Gagnon Luke R, Huang Yiming, Kay Robert, Cujec Bibiana
Department of Medicine, University of Alberta, Edmonton, Alberta, Canada.
Mazankowski Alberta Heart Institute, University of Alberta, Edmonton, Alberta, Canada.
CJC Open. 2021 Nov 17;4(3):337-339. doi: 10.1016/j.cjco.2021.11.003. eCollection 2022 Mar.

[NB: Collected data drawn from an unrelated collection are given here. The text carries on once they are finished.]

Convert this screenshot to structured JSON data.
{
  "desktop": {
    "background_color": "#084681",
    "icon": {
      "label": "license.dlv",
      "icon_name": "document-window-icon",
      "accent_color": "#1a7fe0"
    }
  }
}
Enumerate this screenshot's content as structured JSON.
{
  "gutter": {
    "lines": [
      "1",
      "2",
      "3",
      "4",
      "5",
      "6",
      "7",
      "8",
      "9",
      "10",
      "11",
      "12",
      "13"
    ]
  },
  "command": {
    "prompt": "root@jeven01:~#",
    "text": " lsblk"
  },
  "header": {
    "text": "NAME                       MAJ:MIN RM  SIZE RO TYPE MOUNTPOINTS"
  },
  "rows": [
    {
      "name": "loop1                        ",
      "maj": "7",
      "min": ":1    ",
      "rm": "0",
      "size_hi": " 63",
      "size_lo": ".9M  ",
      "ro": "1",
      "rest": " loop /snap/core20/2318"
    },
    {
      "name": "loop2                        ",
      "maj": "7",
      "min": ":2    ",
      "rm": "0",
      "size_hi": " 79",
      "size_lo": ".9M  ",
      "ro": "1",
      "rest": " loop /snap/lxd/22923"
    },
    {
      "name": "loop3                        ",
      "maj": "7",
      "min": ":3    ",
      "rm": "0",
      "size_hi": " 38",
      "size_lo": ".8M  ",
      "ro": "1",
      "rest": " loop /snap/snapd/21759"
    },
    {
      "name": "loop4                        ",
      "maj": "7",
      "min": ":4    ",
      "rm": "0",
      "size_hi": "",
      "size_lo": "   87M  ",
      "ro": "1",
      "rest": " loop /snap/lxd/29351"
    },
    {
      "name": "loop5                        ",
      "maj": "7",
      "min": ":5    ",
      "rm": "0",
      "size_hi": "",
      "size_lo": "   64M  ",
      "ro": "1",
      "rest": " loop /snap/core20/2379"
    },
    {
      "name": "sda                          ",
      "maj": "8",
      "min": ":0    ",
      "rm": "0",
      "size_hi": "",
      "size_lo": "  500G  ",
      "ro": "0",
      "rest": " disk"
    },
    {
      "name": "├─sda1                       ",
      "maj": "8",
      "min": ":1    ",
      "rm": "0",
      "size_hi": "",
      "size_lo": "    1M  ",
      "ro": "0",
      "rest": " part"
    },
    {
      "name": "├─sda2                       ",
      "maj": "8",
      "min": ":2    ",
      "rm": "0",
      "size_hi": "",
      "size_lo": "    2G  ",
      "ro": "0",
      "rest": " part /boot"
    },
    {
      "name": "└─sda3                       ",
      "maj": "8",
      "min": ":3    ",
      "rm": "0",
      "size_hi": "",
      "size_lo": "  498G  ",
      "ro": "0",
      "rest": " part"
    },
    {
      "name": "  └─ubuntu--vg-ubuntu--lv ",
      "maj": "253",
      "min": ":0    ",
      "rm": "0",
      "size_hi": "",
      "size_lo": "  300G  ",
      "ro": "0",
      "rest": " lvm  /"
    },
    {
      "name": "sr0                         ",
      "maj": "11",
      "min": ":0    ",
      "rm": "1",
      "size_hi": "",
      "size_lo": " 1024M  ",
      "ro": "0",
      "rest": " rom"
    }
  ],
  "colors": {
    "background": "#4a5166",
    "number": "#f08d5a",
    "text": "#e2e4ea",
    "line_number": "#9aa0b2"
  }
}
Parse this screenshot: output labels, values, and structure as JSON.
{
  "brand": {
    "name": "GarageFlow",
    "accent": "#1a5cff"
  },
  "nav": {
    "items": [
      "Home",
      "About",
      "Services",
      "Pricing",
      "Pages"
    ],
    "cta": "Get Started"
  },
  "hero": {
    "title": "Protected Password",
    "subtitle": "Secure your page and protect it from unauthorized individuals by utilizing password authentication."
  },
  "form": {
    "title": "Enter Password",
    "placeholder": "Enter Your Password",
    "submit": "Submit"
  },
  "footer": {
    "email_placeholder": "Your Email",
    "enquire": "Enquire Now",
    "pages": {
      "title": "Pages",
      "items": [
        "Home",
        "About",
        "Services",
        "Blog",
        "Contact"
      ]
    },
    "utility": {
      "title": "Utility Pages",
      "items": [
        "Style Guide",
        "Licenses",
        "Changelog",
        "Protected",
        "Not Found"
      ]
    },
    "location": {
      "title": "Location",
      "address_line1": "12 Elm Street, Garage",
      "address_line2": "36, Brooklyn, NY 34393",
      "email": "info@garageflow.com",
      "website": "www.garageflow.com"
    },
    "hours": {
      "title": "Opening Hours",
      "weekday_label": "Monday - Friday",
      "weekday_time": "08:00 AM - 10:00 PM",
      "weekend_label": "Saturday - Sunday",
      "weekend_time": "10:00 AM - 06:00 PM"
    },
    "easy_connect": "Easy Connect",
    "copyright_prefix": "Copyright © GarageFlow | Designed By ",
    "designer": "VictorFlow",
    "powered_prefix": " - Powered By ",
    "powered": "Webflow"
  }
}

We describe a case of Kounis syndrome, an allergic reaction causing coronary artery vasospasm, triggered by a vancomycin infusion, in a healthy 32-year-old man. The patient initially presented with an inguinal abscess requiring intravenous vancomycin. During his third infusion, he developed typical chest pain that resolved with cessation of the infusion. Troponin was elevated, and electrocardiogram showed ST elevation, prompting emergent cardiac catheterization that demonstrated normal coronary arteries. The cause of the myocardial infarction was consistent with Kounis syndrome. Diagnosis of Kounis syndrome is important, as prompt cessation of the offending agent is a priority to reduce further cardiac injury.
我们描述了一例库尼斯综合征病例,这是一种由万古霉素输注引发的、导致冠状动脉血管痉挛的过敏反应,患者为一名32岁的健康男性。该患者最初因腹股沟脓肿就诊,需要静脉输注万古霉素。在第三次输注过程中,他出现了典型的胸痛,停止输注后胸痛缓解。肌钙蛋白升高,心电图显示ST段抬高,促使其紧急进行心脏导管检查,结果显示冠状动脉正常。心肌梗死的病因符合库尼斯综合征。库尼斯综合征的诊断很重要,因为迅速停用致病药物是减轻进一步心脏损伤的首要任务。